Comment avez-vous découvert « Fleur » le roman de Jie Liu-Falin ?

J’étais en train de tourner « Nuits d’Ivresse printanière » lorsque l’auteure m’a joint

depuis Paris. Elle espérait que je pourrais trouver le temps de lire son roman et m’a

demandé si, par hasard, cela m’intéresserait de travailler sur une adaptation. J’ai lu son

livre et l’ai beaucoup apprécié.

Quel a été son impact en Chine en dépit de son interdiction ?

Dans mon souvenir, à l’époque, le livre n’avait pas été encore publié, il n’était donc alors

pas question d’interdiction. En revanche c’est moi qui étais victime de l’interdiction

d’exercer ma profession de cinéaste.

C’est un roman largement autobiographique, écrit par une femme. Quelles sont les

raisons qui vous ont donné envie de l’adapter ?

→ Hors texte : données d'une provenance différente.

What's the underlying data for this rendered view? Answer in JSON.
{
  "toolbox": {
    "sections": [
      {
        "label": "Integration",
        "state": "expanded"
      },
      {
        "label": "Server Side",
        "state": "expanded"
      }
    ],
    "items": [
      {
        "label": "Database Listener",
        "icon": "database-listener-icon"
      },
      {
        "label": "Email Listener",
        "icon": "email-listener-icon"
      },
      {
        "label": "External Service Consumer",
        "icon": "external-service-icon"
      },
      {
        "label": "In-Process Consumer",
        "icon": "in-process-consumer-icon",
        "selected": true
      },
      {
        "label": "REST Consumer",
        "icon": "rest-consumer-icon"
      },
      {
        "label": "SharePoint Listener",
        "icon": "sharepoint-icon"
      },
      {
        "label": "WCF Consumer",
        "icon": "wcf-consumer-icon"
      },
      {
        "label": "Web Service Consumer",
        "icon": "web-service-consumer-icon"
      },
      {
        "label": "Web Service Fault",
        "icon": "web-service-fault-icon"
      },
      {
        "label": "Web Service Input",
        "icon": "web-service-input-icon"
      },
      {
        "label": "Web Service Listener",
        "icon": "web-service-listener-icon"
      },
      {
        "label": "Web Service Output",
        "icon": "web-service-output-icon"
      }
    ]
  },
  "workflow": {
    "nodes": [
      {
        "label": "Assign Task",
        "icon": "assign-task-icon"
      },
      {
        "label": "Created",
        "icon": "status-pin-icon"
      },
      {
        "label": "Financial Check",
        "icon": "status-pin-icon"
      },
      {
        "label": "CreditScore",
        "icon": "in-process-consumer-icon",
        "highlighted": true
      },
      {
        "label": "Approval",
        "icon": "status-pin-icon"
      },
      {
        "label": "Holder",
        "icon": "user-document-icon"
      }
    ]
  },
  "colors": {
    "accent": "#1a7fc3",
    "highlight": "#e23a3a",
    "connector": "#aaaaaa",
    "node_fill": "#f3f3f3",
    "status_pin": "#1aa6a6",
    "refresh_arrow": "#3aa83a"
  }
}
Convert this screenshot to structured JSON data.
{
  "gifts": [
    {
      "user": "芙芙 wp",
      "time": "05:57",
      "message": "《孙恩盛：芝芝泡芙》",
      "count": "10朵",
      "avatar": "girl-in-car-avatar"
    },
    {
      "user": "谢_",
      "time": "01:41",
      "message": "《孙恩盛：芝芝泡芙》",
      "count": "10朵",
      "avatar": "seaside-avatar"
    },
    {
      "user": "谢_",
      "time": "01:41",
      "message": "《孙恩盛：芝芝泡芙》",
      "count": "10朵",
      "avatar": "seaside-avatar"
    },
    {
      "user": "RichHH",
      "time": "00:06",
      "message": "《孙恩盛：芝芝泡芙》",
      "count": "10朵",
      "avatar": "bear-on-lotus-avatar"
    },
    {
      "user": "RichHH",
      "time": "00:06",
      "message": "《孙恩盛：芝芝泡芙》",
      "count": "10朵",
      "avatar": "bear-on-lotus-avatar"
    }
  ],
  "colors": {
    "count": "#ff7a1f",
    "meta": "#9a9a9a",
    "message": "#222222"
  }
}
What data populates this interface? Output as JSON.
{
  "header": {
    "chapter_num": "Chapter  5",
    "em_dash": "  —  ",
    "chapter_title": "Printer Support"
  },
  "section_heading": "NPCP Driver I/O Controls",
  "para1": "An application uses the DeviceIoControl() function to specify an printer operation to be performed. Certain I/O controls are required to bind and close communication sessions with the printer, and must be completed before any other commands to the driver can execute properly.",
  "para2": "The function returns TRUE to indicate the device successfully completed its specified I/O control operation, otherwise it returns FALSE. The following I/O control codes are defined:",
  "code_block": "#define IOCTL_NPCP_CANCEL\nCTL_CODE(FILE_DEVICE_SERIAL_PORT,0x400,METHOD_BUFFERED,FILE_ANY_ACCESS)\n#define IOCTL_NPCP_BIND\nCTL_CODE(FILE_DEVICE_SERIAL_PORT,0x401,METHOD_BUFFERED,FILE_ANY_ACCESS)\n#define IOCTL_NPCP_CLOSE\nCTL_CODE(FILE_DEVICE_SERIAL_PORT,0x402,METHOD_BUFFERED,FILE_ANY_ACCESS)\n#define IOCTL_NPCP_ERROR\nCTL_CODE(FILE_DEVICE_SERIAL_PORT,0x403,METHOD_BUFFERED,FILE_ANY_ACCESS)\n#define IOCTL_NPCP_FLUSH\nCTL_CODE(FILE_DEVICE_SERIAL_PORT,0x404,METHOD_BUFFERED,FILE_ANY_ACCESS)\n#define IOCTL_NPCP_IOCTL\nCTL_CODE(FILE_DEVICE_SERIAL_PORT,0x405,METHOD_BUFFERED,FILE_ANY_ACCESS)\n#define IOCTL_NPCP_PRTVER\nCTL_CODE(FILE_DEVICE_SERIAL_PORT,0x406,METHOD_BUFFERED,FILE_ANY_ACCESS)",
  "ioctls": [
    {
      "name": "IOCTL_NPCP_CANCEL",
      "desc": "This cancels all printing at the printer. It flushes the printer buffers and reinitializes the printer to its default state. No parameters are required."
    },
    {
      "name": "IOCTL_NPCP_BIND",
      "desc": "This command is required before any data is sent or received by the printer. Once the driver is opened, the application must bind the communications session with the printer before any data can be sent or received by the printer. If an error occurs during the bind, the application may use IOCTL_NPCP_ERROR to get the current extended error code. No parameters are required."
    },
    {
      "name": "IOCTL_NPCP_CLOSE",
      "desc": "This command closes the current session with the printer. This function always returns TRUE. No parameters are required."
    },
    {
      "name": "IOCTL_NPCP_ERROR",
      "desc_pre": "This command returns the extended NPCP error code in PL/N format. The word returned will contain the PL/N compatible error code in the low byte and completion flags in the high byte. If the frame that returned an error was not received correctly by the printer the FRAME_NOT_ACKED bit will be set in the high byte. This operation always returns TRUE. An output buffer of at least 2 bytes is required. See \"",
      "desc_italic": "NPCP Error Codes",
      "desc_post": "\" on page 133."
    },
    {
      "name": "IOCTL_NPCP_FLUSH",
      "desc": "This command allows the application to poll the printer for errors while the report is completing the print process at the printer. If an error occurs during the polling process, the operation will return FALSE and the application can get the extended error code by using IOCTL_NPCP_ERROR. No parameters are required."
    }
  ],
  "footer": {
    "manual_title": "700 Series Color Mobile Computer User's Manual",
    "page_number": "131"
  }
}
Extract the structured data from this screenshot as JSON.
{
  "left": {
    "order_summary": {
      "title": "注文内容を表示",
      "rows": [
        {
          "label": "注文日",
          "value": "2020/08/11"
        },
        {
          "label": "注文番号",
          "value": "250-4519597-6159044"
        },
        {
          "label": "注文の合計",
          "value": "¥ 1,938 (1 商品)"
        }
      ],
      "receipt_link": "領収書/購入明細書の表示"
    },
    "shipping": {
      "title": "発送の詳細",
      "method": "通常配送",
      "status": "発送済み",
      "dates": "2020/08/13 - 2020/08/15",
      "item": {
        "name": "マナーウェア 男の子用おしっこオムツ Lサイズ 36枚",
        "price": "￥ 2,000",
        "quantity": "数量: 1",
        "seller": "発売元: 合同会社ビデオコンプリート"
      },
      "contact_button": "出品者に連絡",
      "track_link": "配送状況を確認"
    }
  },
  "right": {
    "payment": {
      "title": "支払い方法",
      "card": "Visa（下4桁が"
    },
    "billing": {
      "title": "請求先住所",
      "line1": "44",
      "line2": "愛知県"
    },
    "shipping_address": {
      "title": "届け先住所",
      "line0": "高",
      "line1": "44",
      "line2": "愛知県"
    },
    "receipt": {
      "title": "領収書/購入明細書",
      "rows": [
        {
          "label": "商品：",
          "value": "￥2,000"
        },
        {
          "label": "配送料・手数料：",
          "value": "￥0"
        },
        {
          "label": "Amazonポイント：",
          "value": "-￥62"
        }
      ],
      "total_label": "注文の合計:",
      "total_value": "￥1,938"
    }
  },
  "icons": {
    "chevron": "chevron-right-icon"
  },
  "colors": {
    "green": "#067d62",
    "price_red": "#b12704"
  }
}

La finalité de l’amour. Sa quintessence.

Je crois que Jie Liu-Falin est parvenue à repousser les limites d’un thème qui a toujours

été présent dans mon travail jusqu’à aujourd’hui.

Adopter cette fois-ci le point de vue d’une femme, qui plus est au travers d’une oeuvre

autobiographique m’a beaucoup intéressé. Cette franchise et cette sincérité,

l’authenticité de son expérience personnelle, ont beaucoup nourri nos discussions.

Quels thèmes plus précisément vous intéressaient ?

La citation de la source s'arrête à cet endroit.